La disposizione demanda, poi, al regolamento di cui all’art. 216, co. 27 octies, d.lgs. 50/2016 e s.m.i., la definizione dei “criteri per l’imputazione” delle prestazioni eseguite.
Orbene, si diceva che la sentenza assume un carattere innovativo, in quanto, secondo il ragionamento operato dal Giudice di secondo grado, non è possibile procedere, sia ad un generalizzato cumulo alla rinfusa dei requisiti di qualificazione non posseduti, sia ad una forma di cumulo di requisiti se mutuati da consorziata concorrente.
Da ciò si ricava che:
a) che i consorzi stabili che intendano eseguire le prestazioni “con la propria struttura” devono dimostrare (e comprovare con le modalità ordinarie) il possesso, in proprio, dei requisiti di idoneità tecnica e finanziaria per l’ammissione alle procedure di affidamento, salva la facoltà di computare cumulativamente i (soli) requisiti relativi alla disponibilità delle attrezzature e dei mezzi d’opera e all’organico medio annuo, quand’anche posseduti dalle singole imprese consorziate, ancorché non designate alla esecuzione;
b) che possono, alternativamente, affidarsi (senza che ciò costituisca subappalto) alle imprese consorziate, all’uopo indicate in sede di gara, che ne risultano corresponsabili.
Ne discende, a guisa di corollario, che debba applicarsi la regola generale che impone a ciascun concorrente la dimostrazione del possesso dei “requisiti” e delle “capacità” di qualificazione (artt. 83 e 84).
In definitiva, alla luce dell’attuale quadro normativo, il Consiglio di Stato ha sinteticamente chiarito che:
a) la possibilità di “qualificazione cumulativa”, nell’ambito dei consorzi stabili, “è limitata ai requisiti relativi alla disponibilità delle attrezzature e mezzi d’opera e all’organico medio annuo” (art. 47, co. 1);
b) i consorzi stabili possono, per tal via, partecipare alle gare qualificandosi in proprio (art. 47, co. 2, prima ipotesi) e comprovando i propri requisiti di idoneità tecnica e finanziaria, potendo, a tal fine, cumulare attrezzature, mezzi d’opera e organico medio annuo di tutte le consorziate (con il limite, non codificato ma implicito, del divieto di cumulo in caso di autonoma partecipazione, alla medesima gara, dell’impresa consorziata, che autorizzerebbe una implausibile valorizzazione moltiplicativa dei medesimi requisiti);
c) i consorzi stabili, anche quando partecipino e si qualifichino in proprio, possono eseguire la prestazione (oltreché con la propria struttura) per il tramite delle consorziate, ancorché non indicate come esecutrici in sede di gara: si tratterebbe di una forma di avvalimento attenuata dall’assenza di responsabilità;
d) in alternativa, il consorzio può, in sede evidenziale, designare, per l’esecuzione del contratto, una o più delle imprese consorziate (che, in tal caso, partecipano direttamente alla gara, concorrendo alla sostanziale formulazione dei tratti, anche soggettivi, dell’offerta ed assumendo, in via solidale, la responsabilità per l’esatta esecuzione, ancorché la formalizzazione del contratto sia rimessa al consorzio, che è parte formale).
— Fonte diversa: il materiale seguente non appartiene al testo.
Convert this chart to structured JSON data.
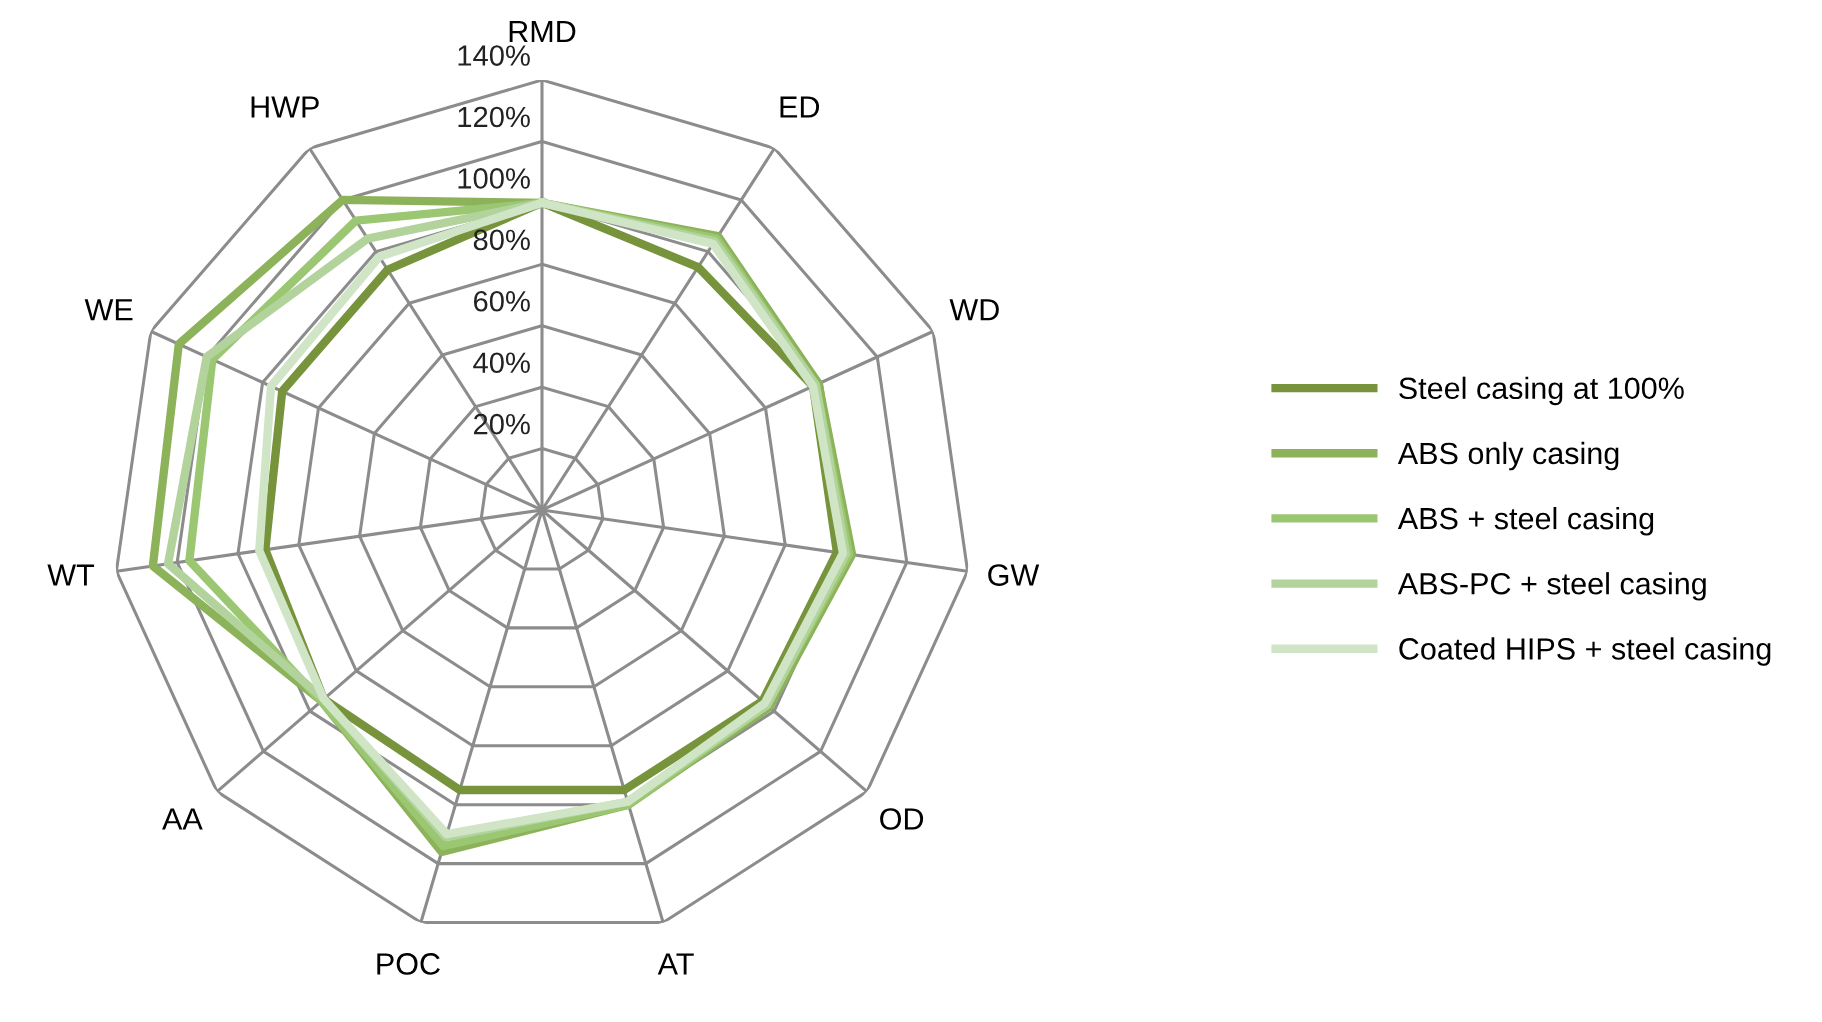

In tal caso è necessario che le imprese designate possiedano e comprovino i requisiti, tecnici e professionali, di partecipazione.
La materia, come dimostrato, presenta numerosi aspetti problematici legati, non solo alla complessità dell’istituto, ma anche e soprattutto ai recenti sviluppi normativi che, in un’ottica correttiva, hanno tentato (invano) di estendere l’impiego di tale metodologia di partecipazione in un’ottica proconcorrenziale.